Got output: {'max_tuition': 68000, 'religious_affiliation': True, 'math_sat': 530, 'reading_sat': 480, 'state': 'CA', 'distance': 500, 'place_distance_is_from': 'Berkeley'}
========================
Here we see it loading the data from the excel spreadsheet to do the filtering.
=== Calling Function ===
Calling function: filter_schools with args: {"criteria": {"Math SAT": 530, "SAT reading": 480, "Tuition": 68000, "Location": "California", "Distance from Berkeley": 500, "Religious Affiliation": true}}
Got output: UNITID School_Name State Zip_Code ... SAT_Math50 SAT_Math75 LONGITUDE LATITUDE
0 100654 Alabama A & M University AL 35762 ... 450.0 510.0 -86.568502 34.783368
1 100663 University of Alabama at Birmingham AL 35294-0110 ... 650.0 720.0 -86.799345 33.505697
2 100706 University of Alabama in Huntsville AL 35899 ... 685.0 730.0 -86.640449 34.724557
3 100724 Alabama State University AL 36104-0271 ... 455.0 510.0 -86.295677 32.364317
4 100751 The University of Alabama AL 35487-0100 ... 630.0 720.0 -87.545978 33.211875
.. ... ... ... ... ... ... ... ... ...
95 113616 Dharma Realm Buddhist University CA 95482-6050 ... NaN NaN -123.158174 39.134532
96 113698 Dominican University of California CA 94901-2298 ... 595.0 613.0 -122.512051 37.981279
97 114354 FIDM-Fashion Institute of Design & Merchandising CA 90015-1421 ... NaN NaN -118.259930 34.044209
98 114813 Fresno Pacific University CA 93702-4709 ... NaN NaN -119.735199 36.726831
99 115409 Harvey Mudd College CA 91711 ... 780.0 790.0 -117.709837 34.106515
[100 rows x 14 columns]
========================
And, finally, we come to the actual response.

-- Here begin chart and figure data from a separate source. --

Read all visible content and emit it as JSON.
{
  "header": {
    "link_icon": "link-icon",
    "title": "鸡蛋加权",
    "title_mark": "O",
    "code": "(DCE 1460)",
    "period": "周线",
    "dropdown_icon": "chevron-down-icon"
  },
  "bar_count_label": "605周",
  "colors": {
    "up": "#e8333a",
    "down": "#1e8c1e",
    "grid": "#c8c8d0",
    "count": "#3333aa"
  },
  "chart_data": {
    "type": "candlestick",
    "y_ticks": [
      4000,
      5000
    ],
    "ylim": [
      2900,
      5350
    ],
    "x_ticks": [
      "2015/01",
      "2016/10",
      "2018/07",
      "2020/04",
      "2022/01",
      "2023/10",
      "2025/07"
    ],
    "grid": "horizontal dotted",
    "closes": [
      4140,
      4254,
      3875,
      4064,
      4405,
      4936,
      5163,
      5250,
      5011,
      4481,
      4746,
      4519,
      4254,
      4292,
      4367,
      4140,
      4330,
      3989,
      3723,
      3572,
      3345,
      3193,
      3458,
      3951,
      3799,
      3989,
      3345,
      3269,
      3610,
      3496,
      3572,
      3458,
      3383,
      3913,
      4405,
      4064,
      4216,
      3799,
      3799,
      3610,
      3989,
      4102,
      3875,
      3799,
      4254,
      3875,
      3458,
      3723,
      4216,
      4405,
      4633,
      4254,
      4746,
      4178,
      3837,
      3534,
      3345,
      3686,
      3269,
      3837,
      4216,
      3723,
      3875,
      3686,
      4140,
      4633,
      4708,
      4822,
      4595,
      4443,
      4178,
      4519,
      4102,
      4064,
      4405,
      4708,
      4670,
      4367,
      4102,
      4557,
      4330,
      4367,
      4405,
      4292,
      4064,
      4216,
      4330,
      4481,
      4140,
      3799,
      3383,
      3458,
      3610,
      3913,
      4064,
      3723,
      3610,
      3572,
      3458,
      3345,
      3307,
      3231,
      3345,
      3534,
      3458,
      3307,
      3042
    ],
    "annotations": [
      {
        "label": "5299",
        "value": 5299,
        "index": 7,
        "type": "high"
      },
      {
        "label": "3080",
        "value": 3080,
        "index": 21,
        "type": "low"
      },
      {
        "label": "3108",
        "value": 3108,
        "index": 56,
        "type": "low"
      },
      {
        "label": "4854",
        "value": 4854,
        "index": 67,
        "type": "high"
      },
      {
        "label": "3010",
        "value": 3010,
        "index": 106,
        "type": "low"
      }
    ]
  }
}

Based on your criteria, here are religiously affiliated schools in California within 500 miles of Berkeley that you are very likely to get into:
1. Dominican University of California
- Location: San Rafael, CA
- SAT Math 50th Percentile: 595
- SAT Math 75th Percentile: 613
- Tuition: Within your budget
2. Fresno Pacific University
- Location: Fresno, CA
- SAT Math: Data not available, but likely within your range
- Tuition: Within your budget
3. Dharma Realm Buddhist University
- Location: Ukiah, CA
- SAT Math: Data not available, but likely within your range
- Tuition: Within your budget
These schools meet your criteria for religious affiliation, location, and affordability. If you need more detailed information or additional options, please let me know!
And there you go! The agent is going through ChatGPT and has all the plusses and minuses associated with prompts. In particular, the wording the applicant puts into the prompt does matter.